The Crown alleged he injured his foster son and caused a traumatic brain injury when he was the only adult at home. But the Crown's theory he had "exclusive opportunity" to fatally injure the boy within a two-hour time frame wasn't backed by their own medical experts.
"It is hard not to think that this is a case where a charge should not have been laid or, once laid, should not have been proceeded with in light of the Crown's own evidence," Justice Deborah McCawley wrote.
"The Crown has failed to provide any evidence on which a reasonable jury, properly instructed, could convict," she stated.
During the trial, McCawley offered prosecutors chances to reassess their case based on the evidence, but they elected to "forge ahead."
Manitoba constitutional lawyer Heather Leonoff defended that decision on Wednesday.

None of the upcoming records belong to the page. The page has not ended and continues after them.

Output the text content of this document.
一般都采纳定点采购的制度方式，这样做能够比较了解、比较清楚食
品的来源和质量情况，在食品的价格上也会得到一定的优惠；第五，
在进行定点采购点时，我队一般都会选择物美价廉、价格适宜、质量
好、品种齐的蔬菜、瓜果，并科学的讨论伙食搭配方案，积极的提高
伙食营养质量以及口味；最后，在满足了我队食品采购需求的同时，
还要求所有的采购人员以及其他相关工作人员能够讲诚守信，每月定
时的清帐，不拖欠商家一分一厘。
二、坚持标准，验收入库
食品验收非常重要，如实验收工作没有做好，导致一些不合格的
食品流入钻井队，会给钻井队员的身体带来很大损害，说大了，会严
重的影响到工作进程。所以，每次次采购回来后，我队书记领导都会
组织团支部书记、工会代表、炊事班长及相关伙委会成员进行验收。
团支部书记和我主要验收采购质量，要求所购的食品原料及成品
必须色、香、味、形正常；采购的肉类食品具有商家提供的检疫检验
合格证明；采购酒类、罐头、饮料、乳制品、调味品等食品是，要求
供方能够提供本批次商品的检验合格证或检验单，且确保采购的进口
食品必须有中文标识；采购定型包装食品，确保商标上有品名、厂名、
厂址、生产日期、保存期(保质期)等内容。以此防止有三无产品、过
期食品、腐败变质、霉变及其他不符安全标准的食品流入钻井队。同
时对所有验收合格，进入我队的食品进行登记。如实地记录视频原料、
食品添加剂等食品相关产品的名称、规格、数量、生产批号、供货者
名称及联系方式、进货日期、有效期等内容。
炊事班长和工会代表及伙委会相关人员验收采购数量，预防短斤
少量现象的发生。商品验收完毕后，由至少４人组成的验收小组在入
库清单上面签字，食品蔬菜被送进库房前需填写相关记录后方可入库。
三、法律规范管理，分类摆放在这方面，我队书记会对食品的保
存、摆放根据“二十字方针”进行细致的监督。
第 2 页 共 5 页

There was some expert testimony, she said, which appeared to support the Crown's theory.
"Trials have a lot of things happen in them," she said. "Witnesses don't testify exactly as you thought."
Leonoff conceded the case against the man "wasn't strong," but stressed it went to trial after a preliminary inquiry in provincial court.

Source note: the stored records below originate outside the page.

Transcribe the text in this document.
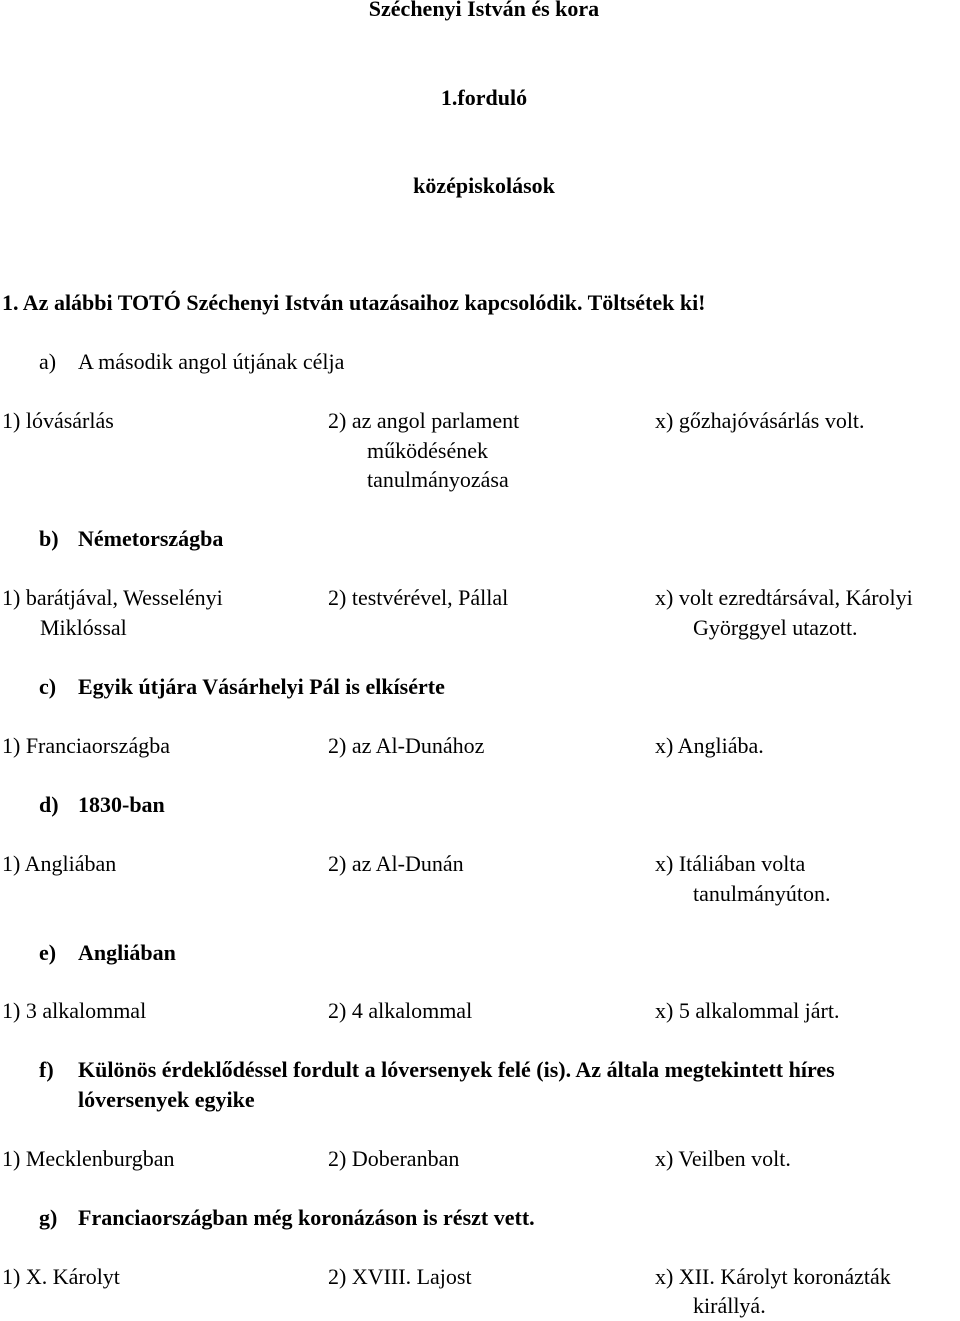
Széchenyi István és kora
1.forduló
középiskolások
1. Az alábbi TOTÓ Széchenyi István utazásaihoz kapcsolódik. Töltsétek ki!
a) A második angol útjának célja
1) lóvásárlás	2) az angol parlament
működésének
tanulmányozása
x) gőzhajóvásárlás volt.
b) Németországba
1) barátjával, Wesselényi
Miklóssal
2) testvérével, Pállal	x) volt ezredtársával, Károlyi
Györggyel utazott.
c) Egyik útjára Vásárhelyi Pál is elkísérte
1) Franciaországba	2) az Al-Dunához	x) Angliába.
d) 1830-ban
1) Angliában	2) az Al-Dunán	x) Itáliában volta
tanulmányúton.
e) Angliában
1) 3 alkalommal	2) 4 alkalommal	x) 5 alkalommal járt.
f) Különös érdeklődéssel fordult a lóversenyek felé (is). Az általa megtekintett híres
lóversenyek egyike
1) Mecklenburgban	2) Doberanban	x) Veilben volt.
g) Franciaországban még koronázáson is részt vett.
1) X. Károlyt	2) XVIII. Lajost	x) XII. Károlyt koronázták
királlyá.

There's a valid public interest in the Crown proceeding with trials -- even in circumstantial cases such as the one the foster dad was facing, she said.
"It was a case that met the standard of putting it before a court," Leonoff said. The Crown sometimes has to make "tough decisions," she told McCawley.
To order the MPS to pay the man's costs would amount to McCawley meting out punishment for the Crown exercising its lawful discretion, she said.
"You have to find something that is so different about the case, showing something that rises to the level... where what you are doing is disciplining the Crown," Leonoff told McCawley. The best the court could find is that there was a "mis-appreciation" by prosecutors of the strength of the case, she said.
"But that doesn't give rise to (paying) costs. It just doesn't," Leonoff said.
"It's a tough decision. In this case there was a very respectable witness prepared to say this child was injured shortly before he became unconscious."
Defence lawyers Saul Simmonds and Kristofer Advent took the opposite view, saying the evidence showed the Crown's theory wasn't sound.
"The only way they could even suggest (the dad) was culpable was to put him in this magic two-hour window in their theory," Simmonds said.
Simmonds said it was only after the Crown closed its case it suddenly advanced a new theory they hadn't yet raised: that the child had been a victim of "shaken baby syndrome."
"For the first time in five years of the case, the suggestion is now somehow shaking a baby," said Simmonds. "... How in the world?," he asked. "It was like whisps of smoke. You don't grasp for whisps of smoke when a man's life is at risk," Simmonds said.
The standards expected of prosecutors in a murder case are very high, Advent said, especially in a case where the evidence is circumstantial.
The dad -- known as a hardworking family man -- spent five years on bail, unable to contact his children because of the murder charge.
He drained his life savings to pay for his defence, his lawyers said.
McCawley will give her decision later this year.